Lol, we should look forward and leave too old Hardware behind us. There would be a point we can not take save support of very old Hardware anymore.

2 Likes

This is like saying “Mac os 6 runs fine on my Macintosh Plus, why the latest Mac OS Catalina (or whatever they are at now) doesn’t?”

It is a bit disrespectful for all the work we put in Haiku over the years to make it a modern system, designed to run on “modern” hardware. It is also a lack of respect for the still relatively light system (as mentionned several times, it would probably run, slowly, on a 512MB machine just fine). So, yes, you can, there is no need to debate that. Hence why the debate is on the “should”.

1 Like

Notice I said a VERSION of Haiku, not Haiku as it is. You know, like a “hacker project” of sorts, to prove it still CAN be done. There’s always stuff like that going on with different platforms. Didja know that there are VERSIONS of Linux that fit… ON A FLOPPY DISK?!? Yup. 1.44 MEGAbytes, not GIGAbytes! There are other multitasking, GUI-based OS’s that also do this. And they run on older hardware! So, “Micro OS’s” do exist. So it’s not impossible… :smiley:

And, remember… “modern system” is an ever-changing goal post. And, as it changes, unless you keep drivers and such “older data” archived for people, you eventually shove older compatibility out of the system (which is an expected outcome) and it no longer works reliably (or at all) on older hardware, and never will. So, there should always be an avenue for people to be able to keep their older systems operational, or make an older system useful again. Even if just to tinker with… or whet their appetite for what Haiku is actually capable of on more modern hardware.

1 Like

Needless to say, I ran a very recent (a couple weeks ago at the most) revision of Haiku on my HP laptop (UEFI) and was astonished how fast it booted from the flash drive! Less than 30 seconds… I’d say maybe 10-15? Ran all four cores and had sound and the wifi worked and… and… I was stoked! Except that things kept crashing. And not working. And flaking out. Which always puts a damper on all my initial excitement. :frowning:

But it’s progress, nevertheless! UEFI is the new standard! And it works on my HP laptop. So, hail to the king, baby! Haiku is gettin’ better and better! Keep up the good work, guys!

1 Like

I’ve not heard of a modern version of Linux that will fit on a floppy, the kernel is too big these days. You would need to cut it down to the drivers for your exact system and nothing else, and even then it probably wouldn’t fit. The compressed kernel on my machine is 8MB, and that’s with a lot of drivers not compiled into it but living in modules. You could make it quite a lot smaller by building for i386 instead of x64, but the best you could hope for is maybe half the size. And then you have to get some actual applications software on to the floppy as well…

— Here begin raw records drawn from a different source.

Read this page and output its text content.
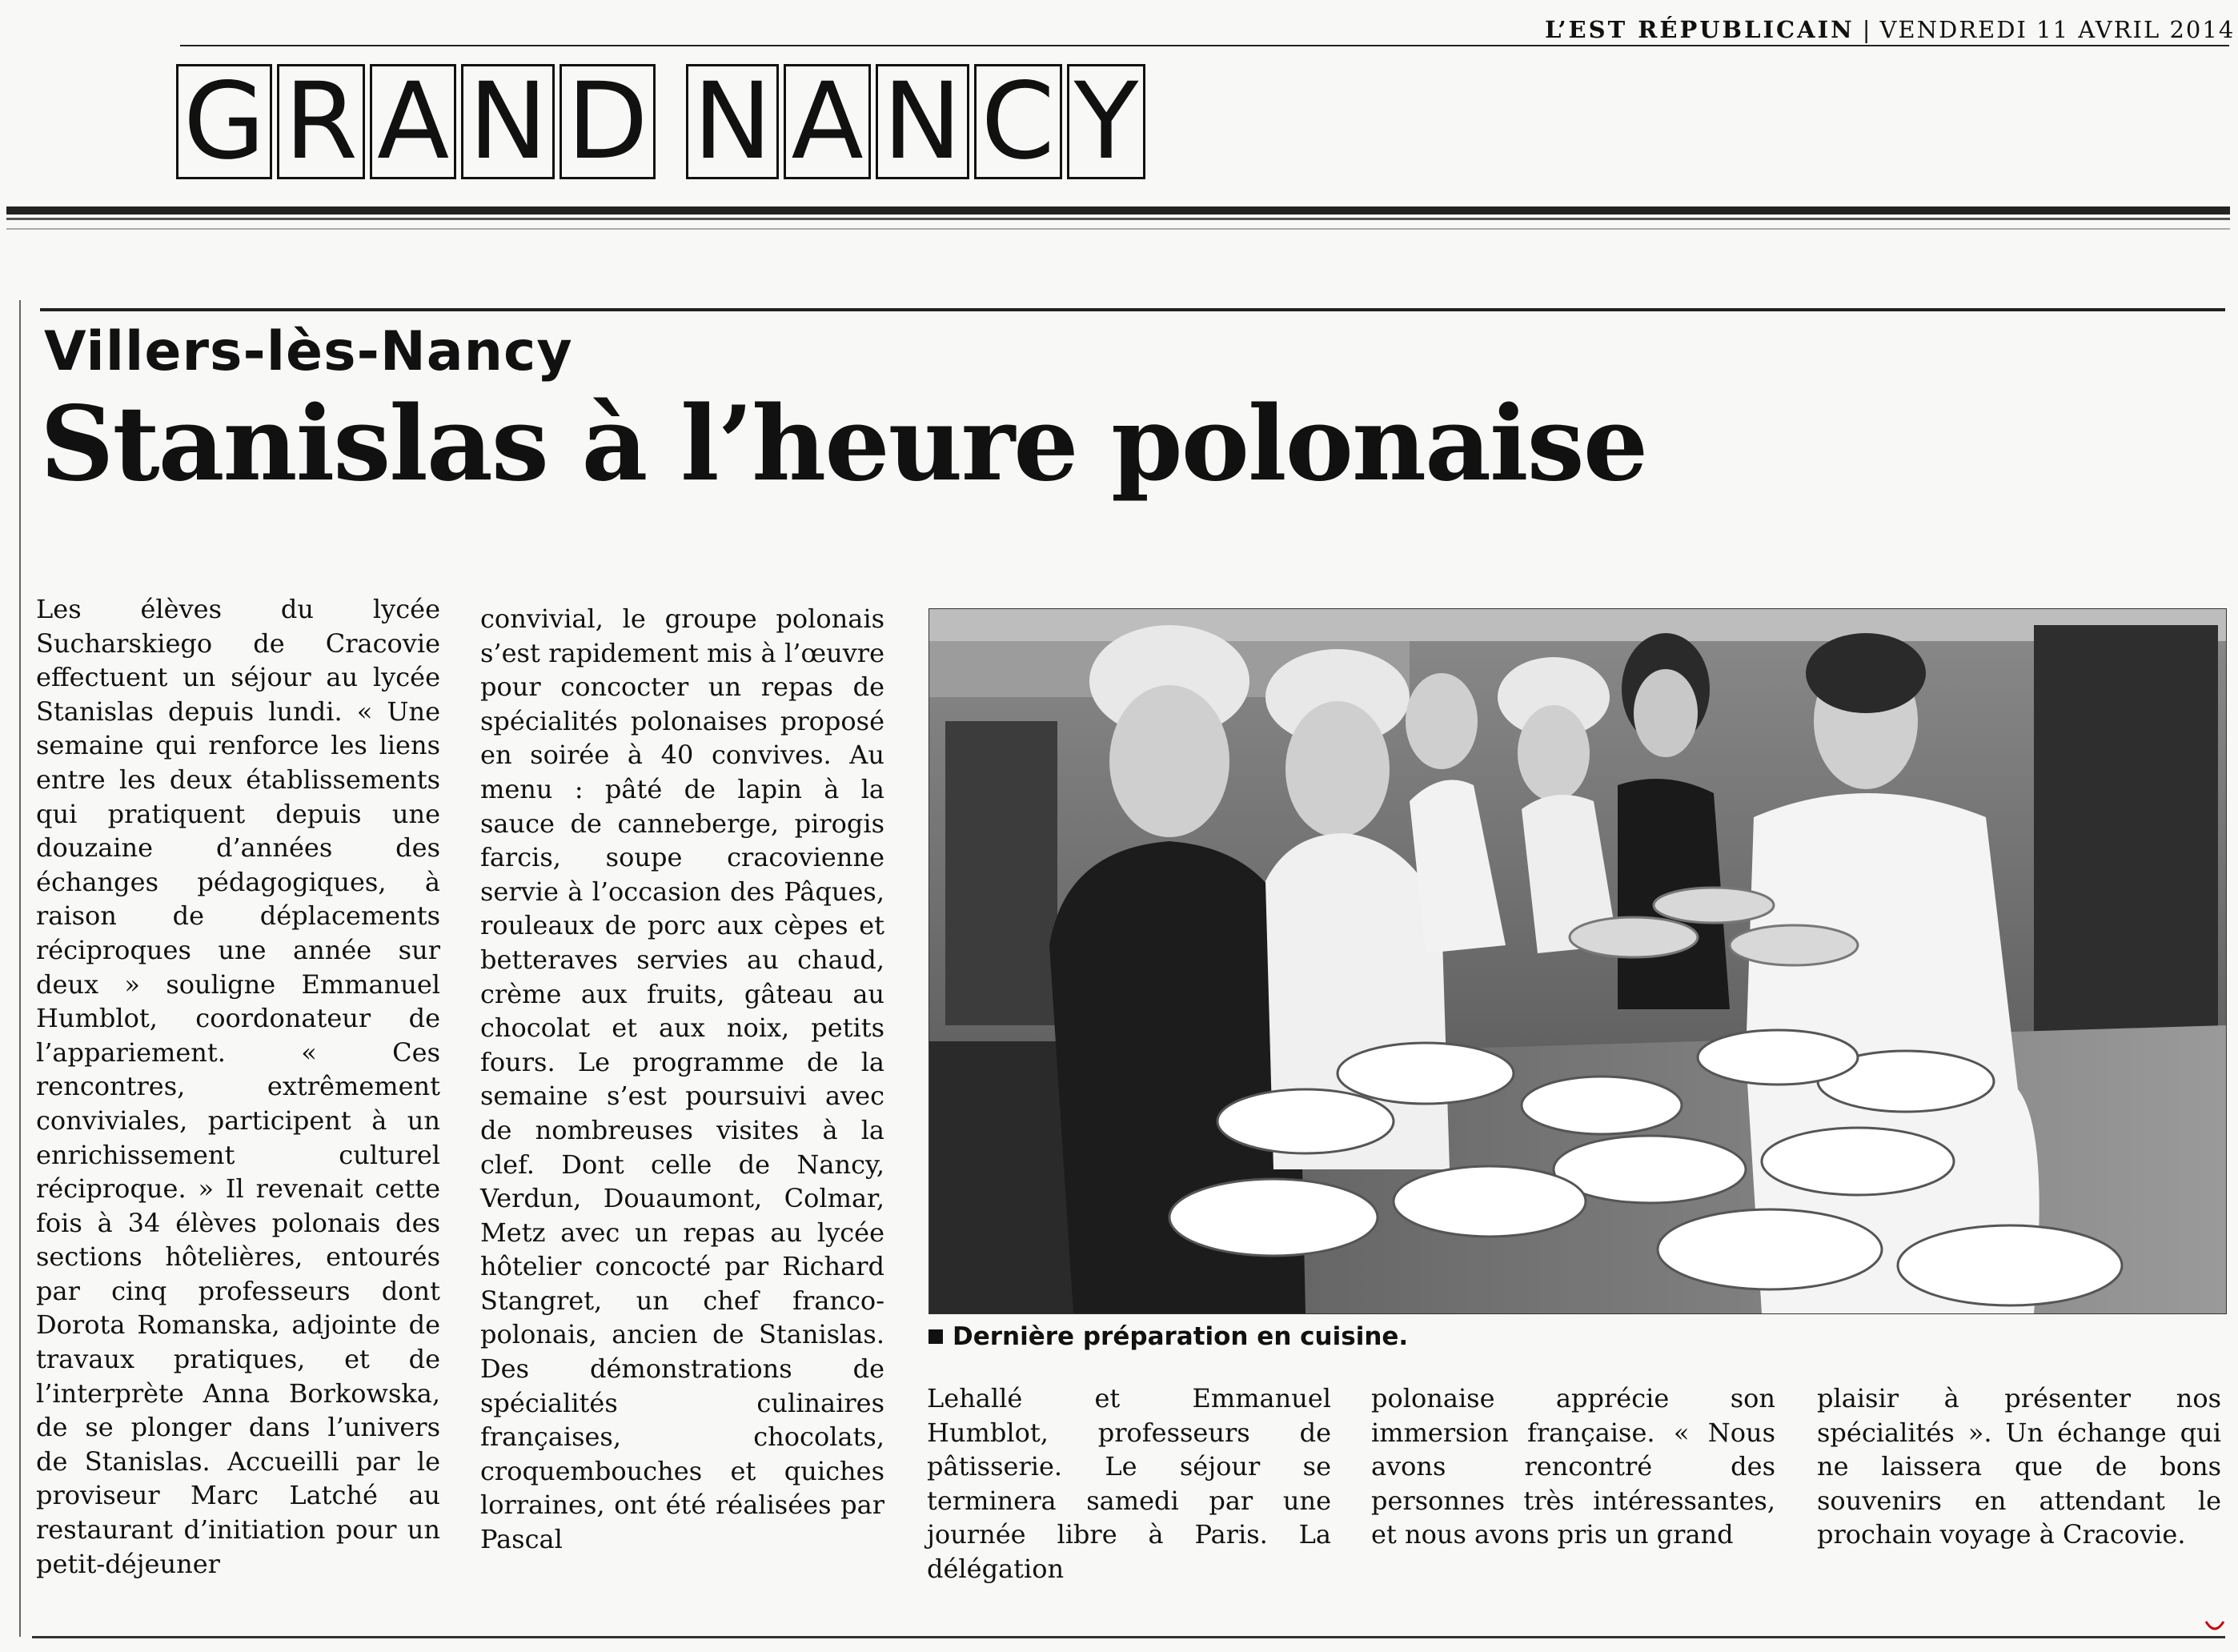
L’EST RÉPUBLICAIN | VENDREDI 11 AVRIL 2014
G R A N D N A N C Y
Villers-lès-Nancy
Stanislas à l’heure polonaise
Les élèves du lycée Sucharskiego de Cracovie effectuent un séjour au lycée Stanislas depuis lundi. « Une semaine qui renforce les liens entre les deux établissements qui pratiquent depuis une douzaine d’années des échanges pédagogiques, à raison de déplacements réciproques une année sur deux » souligne Emmanuel Humblot, coordonateur de l’appariement. « Ces rencontres, extrêmement conviviales, participent à un enrichissement culturel réciproque. » Il revenait cette fois à 34 élèves polonais des sections hôtelières, entourés par cinq professeurs dont Dorota Romanska, adjointe de travaux pratiques, et de l’interprète Anna Borkowska, de se plonger dans l’univers de Stanislas. Accueilli par le proviseur Marc Latché au restaurant d’initiation pour un petit-déjeuner
convivial, le groupe polonais s’est rapidement mis à l’œuvre pour concocter un repas de spécialités polonaises proposé en soirée à 40 convives. Au menu : pâté de lapin à la sauce de canneberge, pirogis farcis, soupe cracovienne servie à l’occasion des Pâques, rouleaux de porc aux cèpes et betteraves servies au chaud, crème aux fruits, gâteau au chocolat et aux noix, petits fours. Le programme de la semaine s’est poursuivi avec de nombreuses visites à la clef. Dont celle de Nancy, Verdun, Douaumont, Colmar, Metz avec un repas au lycée hôtelier concocté par Richard Stangret, un chef franco-polonais, ancien de Stanislas. Des démonstrations de spécialités culinaires françaises, chocolats, croquembouches et quiches lorraines, ont été réalisées par Pascal
Dernière préparation en cuisine.
Lehallé et Emmanuel Humblot, professeurs de pâtisserie. Le séjour se terminera samedi par une journée libre à Paris. La délégation
polonaise apprécie son immersion française. « Nous avons rencontré des personnes très intéressantes, et nous avons pris un grand
plaisir à présenter nos spécialités ». Un échange qui ne laissera que de bons souvenirs en attendant le prochain voyage à Cracovie.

Tom’s rtbt is based on linux version 2.2… which is like 25 or more years old!

Of course menuet OS still fits on a floppy… but it’s written in assembler http://menuetos.net/

1 Like

You are talking to the maintainer of the Amstrad CPC and Bitbox port of Contiki which needs about 29 KILObytes of RAM (not MEGAbytes, KILObytes!!!).

So yes, it’s possible. I strongly advise against using Haiku for this because it is not designed for it. Our kernel does not fit on a floppy. We manage to cram it down to about 3 megabytes, but won’t get it any smaller than that.

1 Like

RISC OS is a fine OS, but very limited today. No multi-core, no wifi, no disk partitions, no pre-emptive multitasking, no memory protection, no virtual memory, etc. etc.

But a good fit for a RasPi Zero, yes.

It struck me a while back that Acorn and Be really should have worked together at the end of the 1990s.

But the RasPi is not old hardware. It is brand-new, current hardware.

Indeed. The single most impressive demo of such that I ever saw was the QNX demo disk.

http://toastytech.com/guis/qnxdemo.html

http://pub.nkosi.org/qnx/qnx_demo_disk_good.htm

I have a many many thoughts. Maybe a Haiku Developers wait to “what’s m$ do about ARM and a Windows”. It’s a smart to wait because m$ don’t take a ARM Haiku code.